Sorry, why did you not multiply ##\frac{4}{3x - 2}## individually by the ##\frac{3x-2}{3x-2}##?

Here's from your work:

However, I tried solving this problem by using the definition of composite function ##f(g(x)) = f(\frac{4}{3x -2})##

What do you get if x = 2/3 when you evaluate f(g(2/3))?

 

[SammyS]

Consider: [tex]
\frac{5}{\frac{4}{3x-2}-1} = \frac{5(3x-2)}{\left(\frac{4}{3x-2}-1\right)(3x-2)}.[/tex] This is fine if [itex]x \neq 2/3[/itex], but if [itex]x = 2/3[/itex] then multiplying numerator and denominator by [itex]3x - 2[/itex] is multiplying numerator and denominator by zero, which is not allowed.

Thank you for your reply @pasmith!

Sorry, why did you not multiply ##\frac{4}{3x - 2}## individually by the ##\frac{3x-2}{3x-2}##?

Many thanks!

Sure. If you distribute the ##(3x-2)## in the denominator and then simplify by "cancelling" and collecting terms, you will indeed get ## \dfrac {15x - 10}{6 - 3x}## which is ## \dfrac {5(3x - 2)}{3(2 - x)}## .

However, the point made by @pasmith is that the step he shows, which is required to get your final result;
that step is valid, only if ##x\ne \dfrac 2 3 ##.

@Mark44 shows in a different way, why ##x\ne \dfrac 2 3 ##.

If you study the given solution (the one you posted) seriously, you should notice that the first sentence there says much the same thing as Mark says.

 

[ChiralSuperfields]

Here's from your work:

What do you get if x = 2/3 when you evaluate f(g(2/3))?

Thank you for your reply @Mark44!

I think I get undefined.

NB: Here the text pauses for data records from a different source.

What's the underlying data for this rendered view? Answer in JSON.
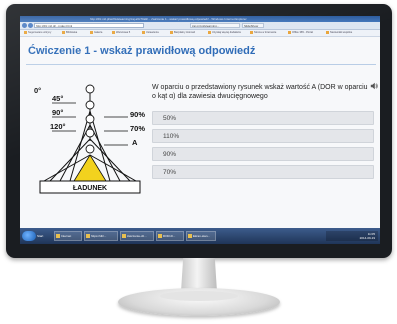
{
  "browser": {
    "window_title": "http://dlz.mil.pl/wzhk/elearning/zaj.a6c70a9/...  ćwiczenie 1 - wskaż prawidłową odpowiedź - Windows Internet Explorer",
    "url": "http://dlz.mil.pl/...index.html",
    "tabs": [
      "zaj.mil.pl/elearning...",
      "SlideShow"
    ],
    "favorites": [
      "Sugerowane witryny",
      "Biblioteka",
      "Galeria",
      "Warszawa 5",
      "Ustawienia",
      "Bezpłatny Hotmail",
      "Uzyskaj więcej dodatków",
      "Strona w Internecie",
      "Office 365 - Portal",
      "Sterowniki wspólne"
    ]
  },
  "page": {
    "title": "Ćwiczenie 1 - wskaż prawidłową odpowiedź",
    "question": "W oparciu o przedstawiony rysunek wskaż wartość A (DOR w oparciu o kąt α) dla zawiesia dwucięgnowego",
    "speaker_icon": "speaker-icon",
    "answers": [
      "50%",
      "110%",
      "90%",
      "70%"
    ]
  },
  "diagram": {
    "angles": [
      "0°",
      "45°",
      "90°",
      "120°"
    ],
    "percentages": [
      "90%",
      "70%"
    ],
    "marker": "A",
    "load_label": "ŁADUNEK",
    "fill_color": "#f2d21e"
  },
  "taskbar": {
    "start_label": "Start",
    "items": [
      "Internet",
      "https://dlz...",
      "ćwiczenie-dz...",
      "DOR-D...",
      "Ekran-stan..."
    ],
    "clock": "11:05",
    "date": "2014-09-19"
  },
  "colors": {
    "accent": "#2b69b6",
    "answer_bg": "#e4e6ea",
    "taskbar": "#1f3558"
  }
}
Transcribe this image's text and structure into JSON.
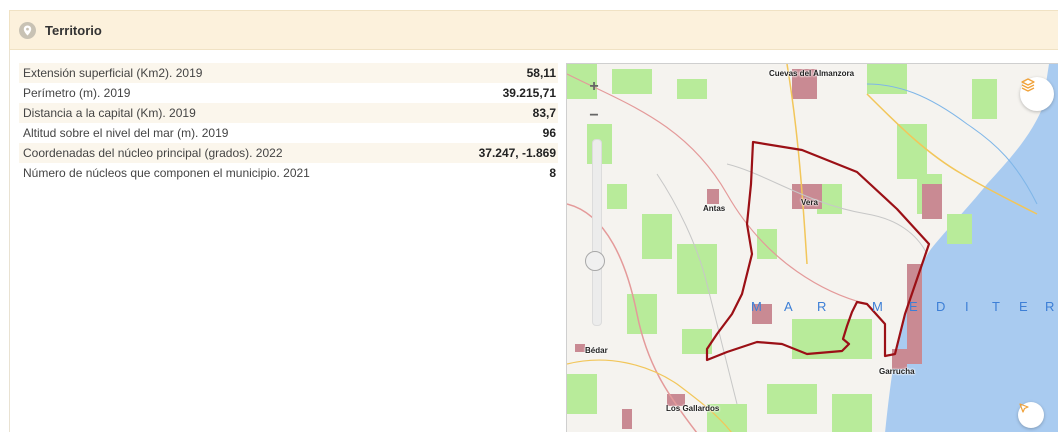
{
  "panel": {
    "title": "Territorio",
    "icon": "location-pin-icon"
  },
  "stats": [
    {
      "label": "Extensión superficial (Km2). 2019",
      "value": "58,11"
    },
    {
      "label": "Perímetro (m). 2019",
      "value": "39.215,71"
    },
    {
      "label": "Distancia a la capital (Km). 2019",
      "value": "83,7"
    },
    {
      "label": "Altitud sobre el nivel del mar (m). 2019",
      "value": "96"
    },
    {
      "label": "Coordenadas del núcleo principal (grados). 2022",
      "value": "37.247, -1.869"
    },
    {
      "label": "Número de núcleos que componen el municipio. 2021",
      "value": "8"
    }
  ],
  "map": {
    "zoom_in": "+",
    "zoom_out": "−",
    "zoom_level": 0.35,
    "places": {
      "cuevas": "Cuevas del Almanzora",
      "vera": "Vera",
      "antas": "Antas",
      "bedar": "Bédar",
      "garrucha": "Garrucha",
      "los_gallardos": "Los Gallardos"
    },
    "sea_letters": [
      "M",
      "A",
      "R",
      "M",
      "E",
      "D",
      "I",
      "T",
      "E",
      "R"
    ],
    "colors": {
      "sea": "#a9cbf0",
      "land": "#f5f3ef",
      "green": "#b8eb9a",
      "urban": "#c98a93",
      "boundary": "#9b1016",
      "accent": "#f0a23a"
    },
    "icons": [
      "layers-icon",
      "select-cursor-icon"
    ]
  }
}
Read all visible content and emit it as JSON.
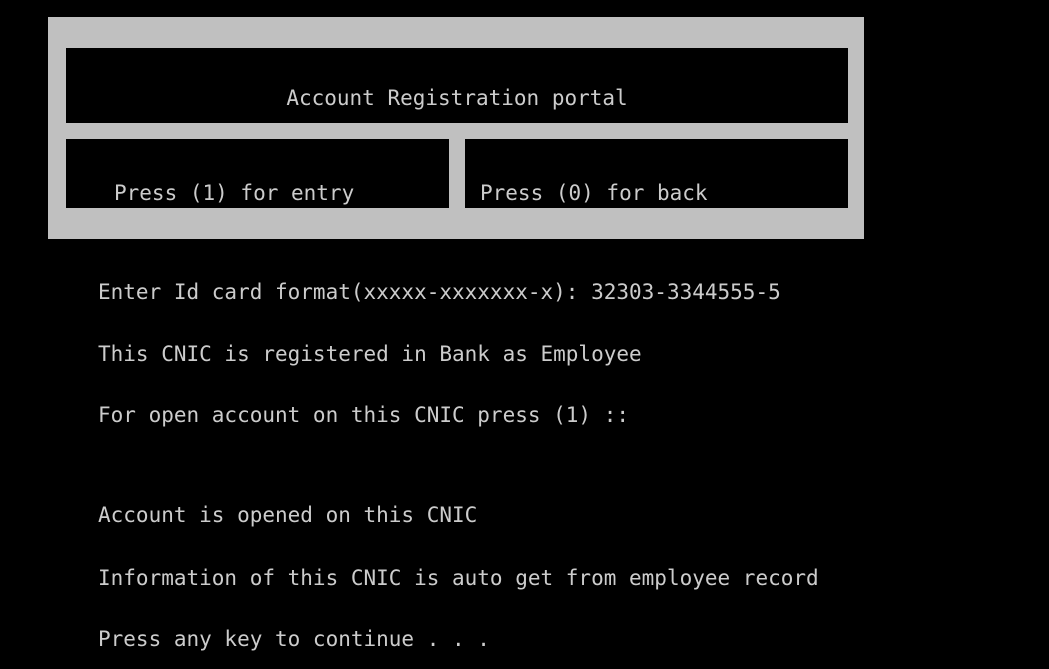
{
  "menu": {
    "title": "Account Registration portal",
    "option_entry": "Press (1) for entry",
    "option_back": "Press (0) for back"
  },
  "output": {
    "lines": [
      "Enter Id card format(xxxxx-xxxxxxx-x): 32303-3344555-5",
      "This CNIC is registered in Bank as Employee",
      "For open account on this CNIC press (1) ::",
      "Account is opened on this CNIC",
      "Information of this CNIC is auto get from employee record",
      "Press any key to continue . . ."
    ]
  },
  "colors": {
    "background": "#000000",
    "text": "#cccccc",
    "frame": "#c0c0c0"
  }
}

However, I thought we were meant to simplify the composite function to that rational function in post #1 before substituting in values?

Many thanks!

 

[ChiralSuperfields]

Sure. If you distribute the ##(3x-2)## in the denominator and then simplify by "cancelling" and collecting terms, you will indeed get ## \dfrac {15x - 10}{6 - 3x}## which is ## \dfrac {5(3x - 2)}{3(2 - x)}## .

However, the point made by @pasmith is that the step he shows, which is required to get your final result;
that step is valid, only if ##x\ne \dfrac 2 3 ##.

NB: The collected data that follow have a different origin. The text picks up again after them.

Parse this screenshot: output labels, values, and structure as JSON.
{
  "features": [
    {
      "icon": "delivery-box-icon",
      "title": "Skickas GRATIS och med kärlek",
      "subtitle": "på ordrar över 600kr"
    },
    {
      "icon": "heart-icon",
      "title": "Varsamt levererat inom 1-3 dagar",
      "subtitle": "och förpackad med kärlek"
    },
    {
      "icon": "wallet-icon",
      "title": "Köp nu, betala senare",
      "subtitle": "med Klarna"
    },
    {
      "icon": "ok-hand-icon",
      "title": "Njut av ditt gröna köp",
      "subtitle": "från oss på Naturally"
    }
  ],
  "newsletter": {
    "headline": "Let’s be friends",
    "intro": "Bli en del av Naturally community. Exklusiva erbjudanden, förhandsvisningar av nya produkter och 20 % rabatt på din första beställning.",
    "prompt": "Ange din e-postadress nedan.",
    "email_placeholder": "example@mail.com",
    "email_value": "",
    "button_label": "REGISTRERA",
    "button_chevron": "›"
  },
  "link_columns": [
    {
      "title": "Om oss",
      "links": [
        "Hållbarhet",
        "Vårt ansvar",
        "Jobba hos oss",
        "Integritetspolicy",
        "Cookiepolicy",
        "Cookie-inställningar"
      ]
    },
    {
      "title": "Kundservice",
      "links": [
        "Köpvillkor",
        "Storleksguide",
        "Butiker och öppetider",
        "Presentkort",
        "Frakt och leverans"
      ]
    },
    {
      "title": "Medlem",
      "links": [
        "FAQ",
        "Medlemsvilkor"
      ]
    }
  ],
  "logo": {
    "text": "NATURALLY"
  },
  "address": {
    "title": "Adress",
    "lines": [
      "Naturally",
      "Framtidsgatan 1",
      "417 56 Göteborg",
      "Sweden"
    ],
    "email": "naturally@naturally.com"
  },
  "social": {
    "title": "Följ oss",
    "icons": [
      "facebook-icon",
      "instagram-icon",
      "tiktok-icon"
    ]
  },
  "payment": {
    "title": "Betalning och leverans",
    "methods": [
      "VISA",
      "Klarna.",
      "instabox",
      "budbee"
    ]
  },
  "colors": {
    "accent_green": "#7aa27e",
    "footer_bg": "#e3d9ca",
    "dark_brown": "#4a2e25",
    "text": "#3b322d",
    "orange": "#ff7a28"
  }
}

@Mark44 shows in a different way, why ##x\ne \dfrac 2 3 ##.

If you study the given solution (the one you posted) seriously, you should notice that the first sentence there says much the same thing as Mark says.

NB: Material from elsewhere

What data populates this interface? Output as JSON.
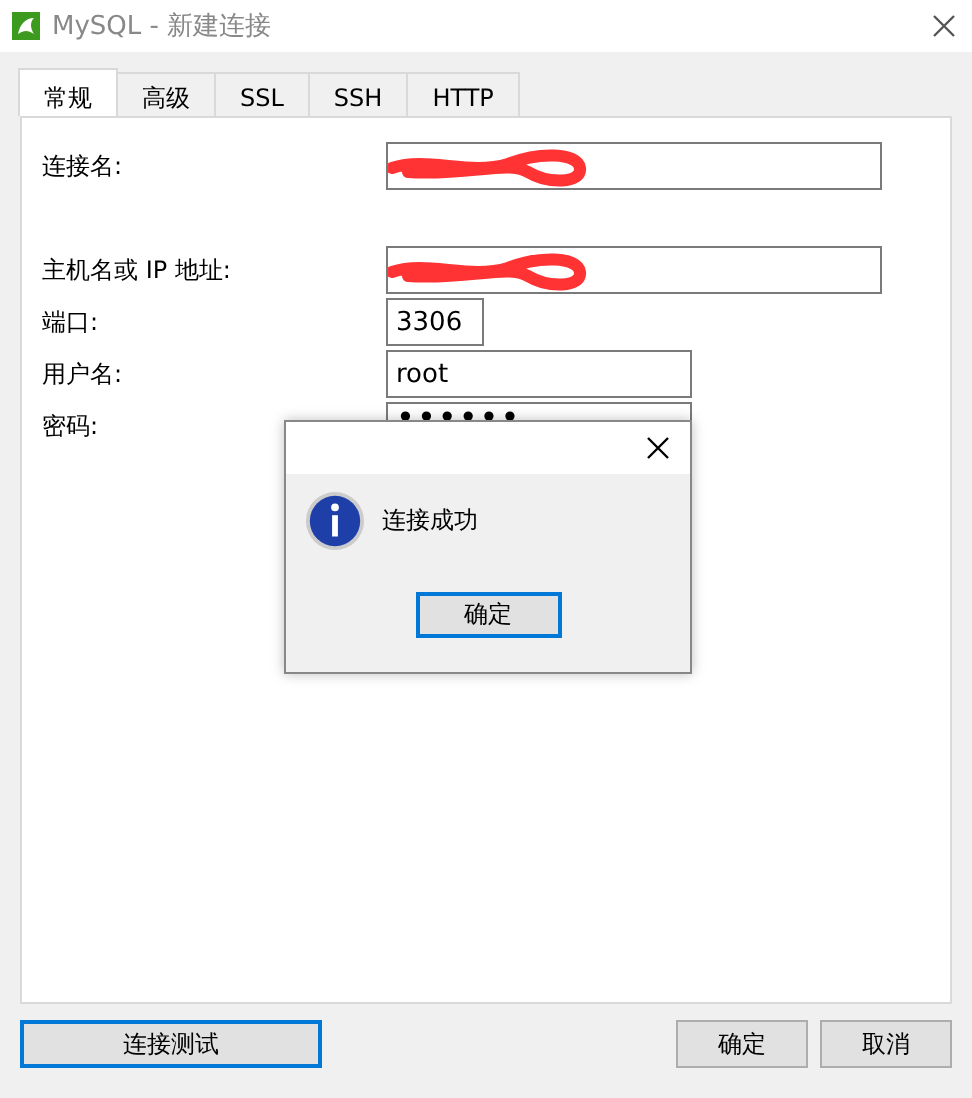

Thank you for your reply @SammyS!

I think I understand @pasmith method now! I guess it interesting that he did not simplify the fraction at first to see what values it was zero for, and then to find the other x-value you have to reduce it more to get the rational function I got. I guess this is interesting. Is there a way to remember this technique? I have not seen it in my calculus textbook.

With other composite function problems (without fractions) I have done, I just had to find the x-values that would not work for the final answer without having to do that in intermediate steps.

Many thanks!

 

[Mark44]

I think I get undefined. However, I thought we were meant to simplify the composite function to that rational function in post #1 before substituting in values?

No, not quite. You're asked to find the domain of f(g(x)), which means you have to find values of x for which g(x) is undefined, and values of g(x) for which f is undefined. These values will determine the domain of f(g(x)).

 

[SammyS]

With other composite function problems (without fractions) I have done, I just had to find the x-values that would not work for the final answer without having to do that in intermediate steps.

Well, for those problems, it looks like you were simply fortunate.

 

[ChiralSuperfields]

No, not quite. You're asked to find the domain of f(g(x)), which means you have to find values of x for which g(x) is undefined, and values of g(x) for which f is undefined. These values will determine the domain of f(g(x)).

Thank you for your help @Mark44!

 

[ChiralSuperfields]

Well, for those problems, it looks like you were simply fortunate.

Thank you for your help @SammyS! Oh ok, that's quite interesting because I solved quite a few of them using that method.

Many thanks!